The one with sparkalloid just has all the sparkalloid sediment at the bottom and still cloudy.

Tried cold crashing also but outside in freezing temperatures for a few hours.

Cold crash for longer than that. A minimum of 24 hrs, 48 would be better. It won’t freeze outside don’t do it with glass though

they are in glass secondaries though, the water in air locks immediately froze, it’s around 0-5 F outside so suspect it would freeze after just a few hours?

I buried some kegs of bock in the snow which insulates if from the air temp. The other day it was below zero here and I dug one out to check it and the beer wasn’t frozen not even the dip tube. I believe the snow temperature keeps it at just around 30 deg.

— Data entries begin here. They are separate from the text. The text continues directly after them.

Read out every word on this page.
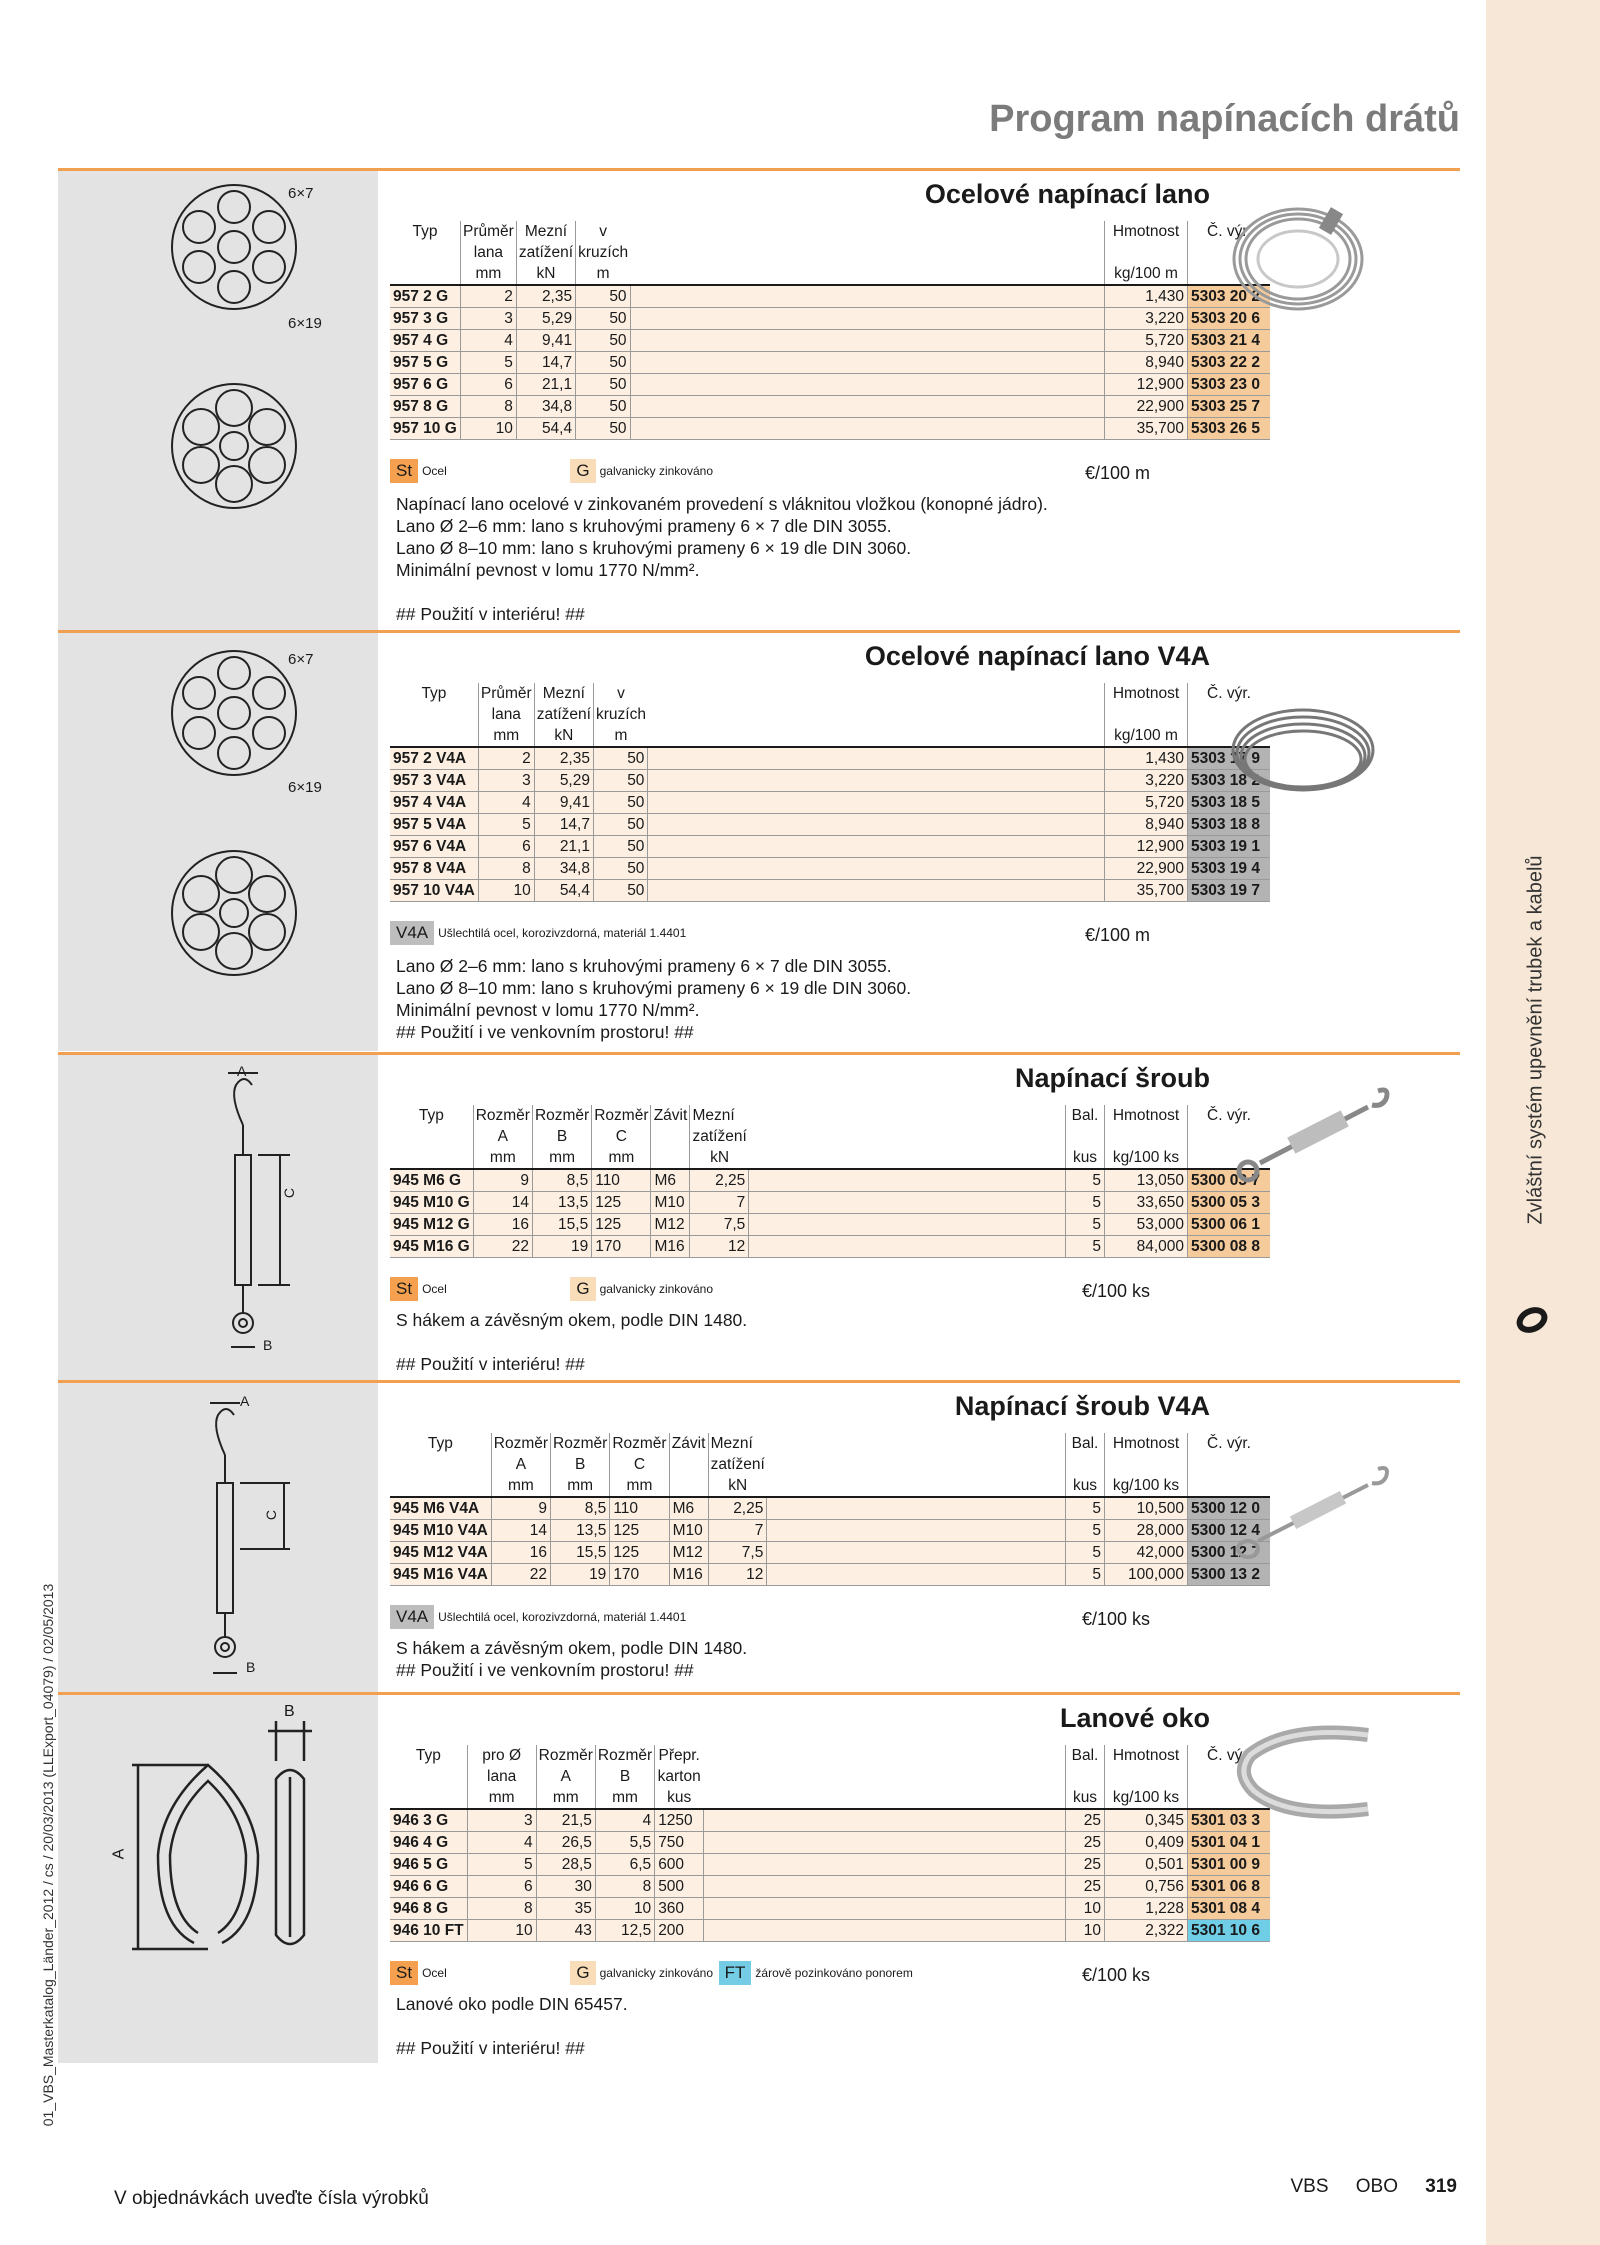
Zvláštní systém upevnění trubek a kabelů
01_VBS_Masterkatalog_Länder_2012 / cs / 20/03/2013 (LLExport_04079) / 02/05/2013
Program napínacích drátů
6×7
6×19
Ocelové napínací lano
Typ	Průměr lana	Mezní zatížení	v kruzích		Hmotnost	Č. výr.
	mm	kN	m		kg/100 m	
957 2 G	2	2,35	50		1,430	5303 20 2
957 3 G	3	5,29	50		3,220	5303 20 6
957 4 G	4	9,41	50		5,720	5303 21 4
957 5 G	5	14,7	50		8,940	5303 22 2
957 6 G	6	21,1	50		12,900	5303 23 0
957 8 G	8	34,8	50		22,900	5303 25 7
957 10 G	10	54,4	50		35,700	5303 26 5
St Ocel	G galvanicky zinkováno	€/100 m
Napínací lano ocelové v zinkovaném provedení s vláknitou vložkou (konopné jádro).
Lano Ø 2–6 mm: lano s kruhovými prameny 6 × 7 dle DIN 3055.
Lano Ø 8–10 mm: lano s kruhovými prameny 6 × 19 dle DIN 3060.
Minimální pevnost v lomu 1770 N/mm².

## Použití v interiéru! ##
6×7
6×19
Ocelové napínací lano V4A
Typ	Průměr lana	Mezní zatížení	v kruzích		Hmotnost	Č. výr.
	mm	kN	m		kg/100 m	
957 2 V4A	2	2,35	50		1,430	5303 17 9
957 3 V4A	3	5,29	50		3,220	5303 18 2
957 4 V4A	4	9,41	50		5,720	5303 18 5
957 5 V4A	5	14,7	50		8,940	5303 18 8
957 6 V4A	6	21,1	50		12,900	5303 19 1
957 8 V4A	8	34,8	50		22,900	5303 19 4
957 10 V4A	10	54,4	50		35,700	5303 19 7
V4A Ušlechtilá ocel, korozivzdorná, materiál 1.4401	€/100 m
Lano Ø 2–6 mm: lano s kruhovými prameny 6 × 7 dle DIN 3055.
Lano Ø 8–10 mm: lano s kruhovými prameny 6 × 19 dle DIN 3060.
Minimální pevnost v lomu 1770 N/mm².
## Použití i ve venkovním prostoru! ##
A
B
C
Napínací šroub
Typ	Rozměr A	Rozměr B	Rozměr C	Závit	Mezní zatížení		Bal.	Hmotnost	Č. výr.
	mm	mm	mm		kN		kus	kg/100 ks	
945 M6 G	9	8,5	110	M6	2,25		5	13,050	5300 03 7
945 M10 G	14	13,5	125	M10	7		5	33,650	5300 05 3
945 M12 G	16	15,5	125	M12	7,5		5	53,000	5300 06 1
945 M16 G	22	19	170	M16	12		5	84,000	5300 08 8
St Ocel	G galvanicky zinkováno	€/100 ks
S hákem a závěsným okem, podle DIN 1480.

## Použití v interiéru! ##
A
B
C
Napínací šroub V4A
Typ	Rozměr A	Rozměr B	Rozměr C	Závit	Mezní zatížení		Bal.	Hmotnost	Č. výr.
	mm	mm	mm		kN		kus	kg/100 ks	
945 M6 V4A	9	8,5	110	M6	2,25		5	10,500	5300 12 0
945 M10 V4A	14	13,5	125	M10	7		5	28,000	5300 12 4
945 M12 V4A	16	15,5	125	M12	7,5		5	42,000	5300 12 7
945 M16 V4A	22	19	170	M16	12		5	100,000	5300 13 2
V4A Ušlechtilá ocel, korozivzdorná, materiál 1.4401	€/100 ks
S hákem a závěsným okem, podle DIN 1480.
## Použití i ve venkovním prostoru! ##
A
B	Lanové oko
Typ	pro Ø lana	Rozměr A	Rozměr B	Přepr. karton		Bal.	Hmotnost	Č. výr.
	mm	mm	mm	kus		kus	kg/100 ks	
946 3 G	3	21,5	4	1250		25	0,345	5301 03 3
946 4 G	4	26,5	5,5	750		25	0,409	5301 04 1
946 5 G	5	28,5	6,5	600		25	0,501	5301 00 9
946 6 G	6	30	8	500		25	0,756	5301 06 8
946 8 G	8	35	10	360		10	1,228	5301 08 4
946 10 FT	10	43	12,5	200		10	2,322	5301 10 6
St Ocel	G galvanicky zinkováno FT žárově pozinkováno ponorem	€/100 ks
Lanové oko podle DIN 65457.

## Použití v interiéru! ##
V objednávkách uveďte čísla výrobků
VBS OBO 319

Wouldn’t do it in glass though.

technically, freezing glass should have no issues as long as the liquid has room to expand if it freezes?!
And as there’s always headroom…

I froze all my cider and cyser solid this winter, some of that in a glass carboy. Brought it indoors to thaw. Turned out beautiful but it did take a couple days to thaw out. The glass is unharmed, at least as far as I can tell.

Has been 72hrs now outside where the temperature has fluctuated between -10 celsius and around 0 celsius.

Still hazy. I’m going to have to bottle cloudy I think and presume that when juice is heat pasteurised before fermentation, it will never clear.

Not for lack of trying. As long ad it tastes good enjoy it.